My view is that software has never been on a par with engineering. It lacks the scientific basis that physics gives to engineering.
Civil engineering has been with us since the pyramids and aquaducts; mechanical, chemical, and electrical engineering have been making rapid progress since the late 19th century. Software has only been around since the 50s. It hasn't had the same time to develop that engineering has.
Software development has more of the feel of writing or art or craft than engineering does. All the UML and false metrics like KLOC and code coverage won't make it so. I think the analogies with building ("architecture") and manufacturing ("widgets", "metrics") don't do it justice.

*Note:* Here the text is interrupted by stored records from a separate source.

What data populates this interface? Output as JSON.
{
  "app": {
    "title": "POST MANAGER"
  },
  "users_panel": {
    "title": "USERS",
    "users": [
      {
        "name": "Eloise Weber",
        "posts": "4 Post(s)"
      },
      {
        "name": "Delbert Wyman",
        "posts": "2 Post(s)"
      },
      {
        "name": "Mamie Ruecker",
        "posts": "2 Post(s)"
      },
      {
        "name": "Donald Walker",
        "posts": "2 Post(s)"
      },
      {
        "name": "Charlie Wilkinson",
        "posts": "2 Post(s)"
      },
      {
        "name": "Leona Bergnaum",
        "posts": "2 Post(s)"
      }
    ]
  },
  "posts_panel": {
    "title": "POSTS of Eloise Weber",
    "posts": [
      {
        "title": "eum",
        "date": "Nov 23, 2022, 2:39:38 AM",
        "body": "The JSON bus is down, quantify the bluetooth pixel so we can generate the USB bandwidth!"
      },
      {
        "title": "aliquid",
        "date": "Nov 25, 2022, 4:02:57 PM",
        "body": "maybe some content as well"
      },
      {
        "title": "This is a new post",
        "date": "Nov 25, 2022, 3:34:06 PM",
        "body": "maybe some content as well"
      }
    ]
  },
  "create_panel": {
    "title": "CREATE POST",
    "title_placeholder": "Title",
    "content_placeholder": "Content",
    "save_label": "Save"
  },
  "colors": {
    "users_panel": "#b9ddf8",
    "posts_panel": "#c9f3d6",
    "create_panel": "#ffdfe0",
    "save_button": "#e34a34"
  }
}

That isn't to say that software development isn't a wonderful activity with its own rigors and challenges. It's just not "engineering" yet and may never be. Tom DeMarco appears to have lost faith.
UPDATE: The fact that 27 years have passed since DeMarco's metric book came out, and we still don't have an agreed-upon way to measure quality or productivity or value in software says that it hasn't delivered on its initial promise.
I always laugh when I hear about applying Six Sigma techniques to software. The people who suggest that have never been on a shop floor, and have little idea of how a tolerance band for a given dimension figures into its success in that domain.
When I was practicing as a mechanical engineer I could count the number of people with "engineer" in their job description without a bachelor's degree in the field from an accredited institution on one hand. While I'd agree that a degree is no guarantee of quality or above average results for all, it's an important difference that separates it from computer science and software development. The barrier to entry in programming and software development is a lot lower than it is for professions like engineering, law, or medicine. Every person who wrote Basic on an early PC can be considered a programmer. Not so with other fields.